A figura acima também serve de exemplo de uma partitura onde existem duas vozes. Duas vozes significa, como a própria palavra sugere, duas melodias mais ou menos independentes. Uma das vozes tem as hastes para cima enquanto que a outra tem as hastes para baixo. As notas que aparecem sobrepostas na vertical terão de ser tocadas ao mesmo tempo. A entrada em anacrusa é constituída por uma semínima e uma pausa de semínima, se existisse apenas uma voz não seria necessário assinalar a pausa.
A escrita diferenciada de duas vozes tem o intuito de facilitar a interpretação da peça. Não é necessário existirem duas vozes separadas explicitamente para se ter de tocar mais do que uma nota ao mesmo tempo, basta existir mais do que uma nota com o mesmo alinhamento vertical.


A variação de volume e acentuação fazem parte da dinâmica.
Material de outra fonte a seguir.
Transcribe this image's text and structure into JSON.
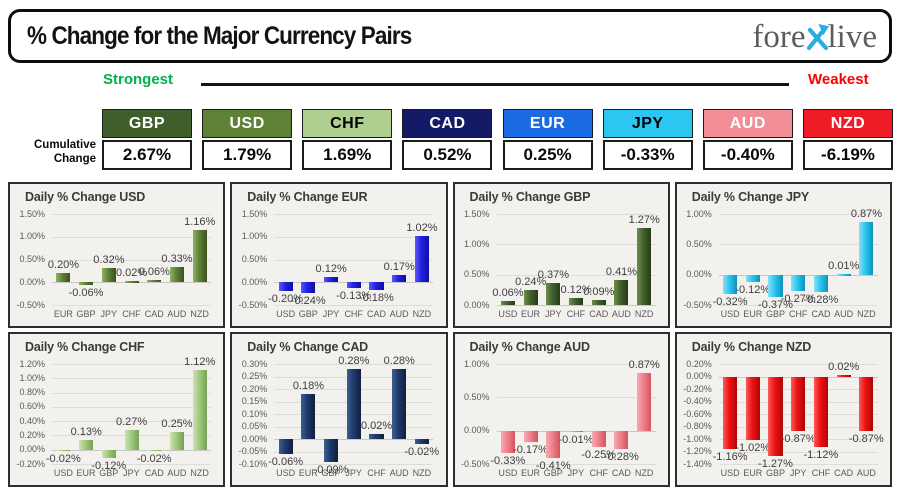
{
  "header": {
    "title": "% Change for the Major Currency Pairs",
    "logo": {
      "part1": "fore",
      "part2": "live",
      "x_color": "#29ace3",
      "text_color": "#5b5d60"
    }
  },
  "strength_bar": {
    "strongest": "Strongest",
    "weakest": "Weakest",
    "strongest_color": "#00b050",
    "weakest_color": "#fe0000",
    "row_label_line1": "Cumulative",
    "row_label_line2": "Change"
  },
  "currencies": [
    {
      "code": "GBP",
      "cumulative": "2.67%",
      "bg": "#3e5e2c",
      "fg": "#ffffff"
    },
    {
      "code": "USD",
      "cumulative": "1.79%",
      "bg": "#5e8136",
      "fg": "#ffffff"
    },
    {
      "code": "CHF",
      "cumulative": "1.69%",
      "bg": "#aecf8f",
      "fg": "#000000"
    },
    {
      "code": "CAD",
      "cumulative": "0.52%",
      "bg": "#141a66",
      "fg": "#ffffff"
    },
    {
      "code": "EUR",
      "cumulative": "0.25%",
      "bg": "#1b6ce4",
      "fg": "#ffffff"
    },
    {
      "code": "JPY",
      "cumulative": "-0.33%",
      "bg": "#2cc6f2",
      "fg": "#000000"
    },
    {
      "code": "AUD",
      "cumulative": "-0.40%",
      "bg": "#f28e96",
      "fg": "#ffffff"
    },
    {
      "code": "NZD",
      "cumulative": "-6.19%",
      "bg": "#ee1c25",
      "fg": "#ffffff"
    }
  ],
  "chart_data": [
    {
      "type": "bar",
      "title": "Daily % Change USD",
      "categories": [
        "EUR",
        "GBP",
        "JPY",
        "CHF",
        "CAD",
        "AUD",
        "NZD"
      ],
      "values": [
        0.2,
        -0.06,
        0.32,
        0.02,
        0.06,
        0.33,
        1.16
      ],
      "labels": [
        "0.20%",
        "-0.06%",
        "0.32%",
        "0.02%",
        "0.06%",
        "0.33%",
        "1.16%"
      ],
      "ylim": [
        -0.5,
        1.5
      ],
      "grid": true,
      "legend": false,
      "yticks": [
        {
          "v": 1.5,
          "label": "1.50%"
        },
        {
          "v": 1.0,
          "label": "1.00%"
        },
        {
          "v": 0.5,
          "label": "0.50%"
        },
        {
          "v": 0.0,
          "label": "0.00%"
        },
        {
          "v": -0.5,
          "label": "-0.50%"
        }
      ],
      "bar": {
        "light": "#8fb360",
        "base": "#5e8136",
        "dark": "#3a521f"
      }
    },
    {
      "type": "bar",
      "title": "Daily % Change EUR",
      "categories": [
        "USD",
        "GBP",
        "JPY",
        "CHF",
        "CAD",
        "AUD",
        "NZD"
      ],
      "values": [
        -0.2,
        -0.24,
        0.12,
        -0.13,
        -0.18,
        0.17,
        1.02
      ],
      "labels": [
        "-0.20%",
        "-0.24%",
        "0.12%",
        "-0.13%",
        "-0.18%",
        "0.17%",
        "1.02%"
      ],
      "ylim": [
        -0.5,
        1.5
      ],
      "grid": true,
      "legend": false,
      "yticks": [
        {
          "v": 1.5,
          "label": "1.50%"
        },
        {
          "v": 1.0,
          "label": "1.00%"
        },
        {
          "v": 0.5,
          "label": "0.50%"
        },
        {
          "v": 0.0,
          "label": "0.00%"
        },
        {
          "v": -0.5,
          "label": "-0.50%"
        }
      ],
      "bar": {
        "light": "#5a5af8",
        "base": "#2121e0",
        "dark": "#0d0da6"
      }
    },
    {
      "type": "bar",
      "title": "Daily % Change GBP",
      "categories": [
        "USD",
        "EUR",
        "JPY",
        "CHF",
        "CAD",
        "AUD",
        "NZD"
      ],
      "values": [
        0.06,
        0.24,
        0.37,
        0.12,
        0.09,
        0.41,
        1.27
      ],
      "labels": [
        "0.06%",
        "0.24%",
        "0.37%",
        "0.12%",
        "0.09%",
        "0.41%",
        "1.27%"
      ],
      "ylim": [
        0.0,
        1.5
      ],
      "grid": true,
      "legend": false,
      "yticks": [
        {
          "v": 1.5,
          "label": "1.50%"
        },
        {
          "v": 1.0,
          "label": "1.00%"
        },
        {
          "v": 0.5,
          "label": "0.50%"
        },
        {
          "v": 0.0,
          "label": "0.00%"
        }
      ],
      "bar": {
        "light": "#6c8f48",
        "base": "#41612e",
        "dark": "#253c17"
      }
    },
    {
      "type": "bar",
      "title": "Daily % Change JPY",
      "categories": [
        "USD",
        "EUR",
        "GBP",
        "CHF",
        "CAD",
        "AUD",
        "NZD"
      ],
      "values": [
        -0.32,
        -0.12,
        -0.37,
        -0.27,
        -0.28,
        0.01,
        0.87
      ],
      "labels": [
        "-0.32%",
        "-0.12%",
        "-0.37%",
        "-0.27%",
        "-0.28%",
        "0.01%",
        "0.87%"
      ],
      "ylim": [
        -0.5,
        1.0
      ],
      "grid": true,
      "legend": false,
      "yticks": [
        {
          "v": 1.0,
          "label": "1.00%"
        },
        {
          "v": 0.5,
          "label": "0.50%"
        },
        {
          "v": 0.0,
          "label": "0.00%"
        },
        {
          "v": -0.5,
          "label": "-0.50%"
        }
      ],
      "bar": {
        "light": "#8ae1f8",
        "base": "#2ac5f0",
        "dark": "#0d92bb"
      }
    },
    {
      "type": "bar",
      "title": "Daily % Change CHF",
      "categories": [
        "USD",
        "EUR",
        "GBP",
        "JPY",
        "CAD",
        "AUD",
        "NZD"
      ],
      "values": [
        -0.02,
        0.13,
        -0.12,
        0.27,
        -0.02,
        0.25,
        1.12
      ],
      "labels": [
        "-0.02%",
        "0.13%",
        "-0.12%",
        "0.27%",
        "-0.02%",
        "0.25%",
        "1.12%"
      ],
      "ylim": [
        -0.2,
        1.2
      ],
      "grid": true,
      "legend": false,
      "yticks": [
        {
          "v": 1.2,
          "label": "1.20%"
        },
        {
          "v": 1.0,
          "label": "1.00%"
        },
        {
          "v": 0.8,
          "label": "0.80%"
        },
        {
          "v": 0.6,
          "label": "0.60%"
        },
        {
          "v": 0.4,
          "label": "0.40%"
        },
        {
          "v": 0.2,
          "label": "0.20%"
        },
        {
          "v": 0.0,
          "label": "0.00%"
        },
        {
          "v": -0.2,
          "label": "-0.20%"
        }
      ],
      "bar": {
        "light": "#cde4b2",
        "base": "#a0c97e",
        "dark": "#76a254"
      }
    },
    {
      "type": "bar",
      "title": "Daily % Change CAD",
      "categories": [
        "USD",
        "EUR",
        "GBP",
        "JPY",
        "CHF",
        "AUD",
        "NZD"
      ],
      "values": [
        -0.06,
        0.18,
        -0.09,
        0.28,
        0.02,
        0.28,
        -0.02
      ],
      "labels": [
        "-0.06%",
        "0.18%",
        "-0.09%",
        "0.28%",
        "0.02%",
        "0.28%",
        "-0.02%"
      ],
      "ylim": [
        -0.1,
        0.3
      ],
      "grid": true,
      "legend": false,
      "yticks": [
        {
          "v": 0.3,
          "label": "0.30%"
        },
        {
          "v": 0.25,
          "label": "0.25%"
        },
        {
          "v": 0.2,
          "label": "0.20%"
        },
        {
          "v": 0.15,
          "label": "0.15%"
        },
        {
          "v": 0.1,
          "label": "0.10%"
        },
        {
          "v": 0.05,
          "label": "0.05%"
        },
        {
          "v": 0.0,
          "label": "0.00%"
        },
        {
          "v": -0.05,
          "label": "-0.05%"
        },
        {
          "v": -0.1,
          "label": "-0.10%"
        }
      ],
      "bar": {
        "light": "#3c5f94",
        "base": "#20386a",
        "dark": "#101f3e"
      }
    },
    {
      "type": "bar",
      "title": "Daily % Change AUD",
      "categories": [
        "USD",
        "EUR",
        "GBP",
        "JPY",
        "CHF",
        "CAD",
        "NZD"
      ],
      "values": [
        -0.33,
        -0.17,
        -0.41,
        -0.01,
        -0.25,
        -0.28,
        0.87
      ],
      "labels": [
        "-0.33%",
        "-0.17%",
        "-0.41%",
        "-0.01%",
        "-0.25%",
        "-0.28%",
        "0.87%"
      ],
      "ylim": [
        -0.5,
        1.0
      ],
      "grid": true,
      "legend": false,
      "yticks": [
        {
          "v": 1.0,
          "label": "1.00%"
        },
        {
          "v": 0.5,
          "label": "0.50%"
        },
        {
          "v": 0.0,
          "label": "0.00%"
        },
        {
          "v": -0.5,
          "label": "-0.50%"
        }
      ],
      "bar": {
        "light": "#f8a9b0",
        "base": "#ef828c",
        "dark": "#d4535e"
      }
    },
    {
      "type": "bar",
      "title": "Daily % Change NZD",
      "categories": [
        "USD",
        "EUR",
        "GBP",
        "JPY",
        "CHF",
        "CAD",
        "AUD"
      ],
      "values": [
        -1.16,
        -1.02,
        -1.27,
        -0.87,
        -1.12,
        0.02,
        -0.87
      ],
      "labels": [
        "-1.16%",
        "-1.02%",
        "-1.27%",
        "-0.87%",
        "-1.12%",
        "0.02%",
        "-0.87%"
      ],
      "ylim": [
        -1.4,
        0.2
      ],
      "grid": true,
      "legend": false,
      "yticks": [
        {
          "v": 0.2,
          "label": "0.20%"
        },
        {
          "v": 0.0,
          "label": "0.00%"
        },
        {
          "v": -0.2,
          "label": "-0.20%"
        },
        {
          "v": -0.4,
          "label": "-0.40%"
        },
        {
          "v": -0.6,
          "label": "-0.60%"
        },
        {
          "v": -0.8,
          "label": "-0.80%"
        },
        {
          "v": -1.0,
          "label": "-1.00%"
        },
        {
          "v": -1.2,
          "label": "-1.20%"
        },
        {
          "v": -1.4,
          "label": "-1.40%"
        }
      ],
      "bar": {
        "light": "#fb5a5a",
        "base": "#ee1111",
        "dark": "#ad0606"
      }
    }
  ]
}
Normalmente as indicações de dinâmica aparecem em italiano.
Um crescendo indica aumento gradual de volume ao contrário de um decrescendo.
Por baixo de algumas notas pode aparecer um sinal “maior do que” indicando que essa nota é mais forte do que as outras, isto é, deve ser tocada com maior volume. A este sinal dá-se o nome de sinal de acentuação.



Dinâmica

f e ff significam forte e fortíssimo, respectivamente. Servem para indicar o volume relativo com que se toca cada uma das partes desde a ocorrência de uma destas letras.
Outras letras indicadoras de zonas homogêneas de volume são:


Existem   vários   tipos   de   ornamentos,   formas   de   decorar   uma   música, nomeadamente apogiaturas e mordentes. A sua interpretação difere um pouco com a época e autor (é caso para dizer “Cada tolo tem a sua mania!”). Duma forma geral, sem ser muito rigoroso, apogiatura é a inclusão duma nota antes da desejada com muito curta duração. A nota da apogiatura representa-se com dimensões menores do que as principais conforme figura abaixo.
Os mordentes são muito semelhantes mas são constituídos por duas ou mais notas antes da principal. Tal como nas apogiaturas escrevem-se com dimensões menores, conforme figura abaixo.

Ornamentos

Na pauta da esquerda da figura acima, estão uns pontos por baixo das figuras rítmicas. Não se tratam de pontos de aumentação pois, esses são escritos à direita das figuras e não por baixo. Os pontos por baixo, ou por cima, das figuras significam que deve ser tocada em staccato. Tocar em staccato equivale a retirar alguma duração às figuras rítmicas. Toca-se a tempo mas reduz-se a sua duração com a introdução de silêncio. Cria-se assim a sensação de música um pouco saltitante ou picada.
O oposto de staccato é o legato, ou ligadura de expressão (tie), que obriga a prolongar ao máximo cada figura. É representada por um arco por baixo ou por cima das notas, figura abaixo.

Ligaduras de expressão


Instrumentos transpositores

Apenas a título indicativo é que se aborda os instrumentos transpositores. Instrumentos transpositores são instrumentos cuja escrita não corresponde à nota efetivamente ouvida.
O objetivo de se utilizar escrita de instrumentos transpositores é para facilitar a escrita, por exemplo, para evitar ter muitas linhas suplementares, ter muitos sustenidos e bemóis que só iriam dificultar a leitura.
Por exemplo, na guitarra a nota que se ouve corresponde a uma oitava abaixo da que é escrita, chamando-se por isso instrumento transpositor à oitava. No trompete, a nota ouvida soa 1 tom abaixo da escrita.

Transposição da guitarra


  Transposição do trompete


Exemplo de outros instrumentos transpositores é o caso do saxofone, clarinete, flauta de bisel, violino, violoncelo e do contrabaixo.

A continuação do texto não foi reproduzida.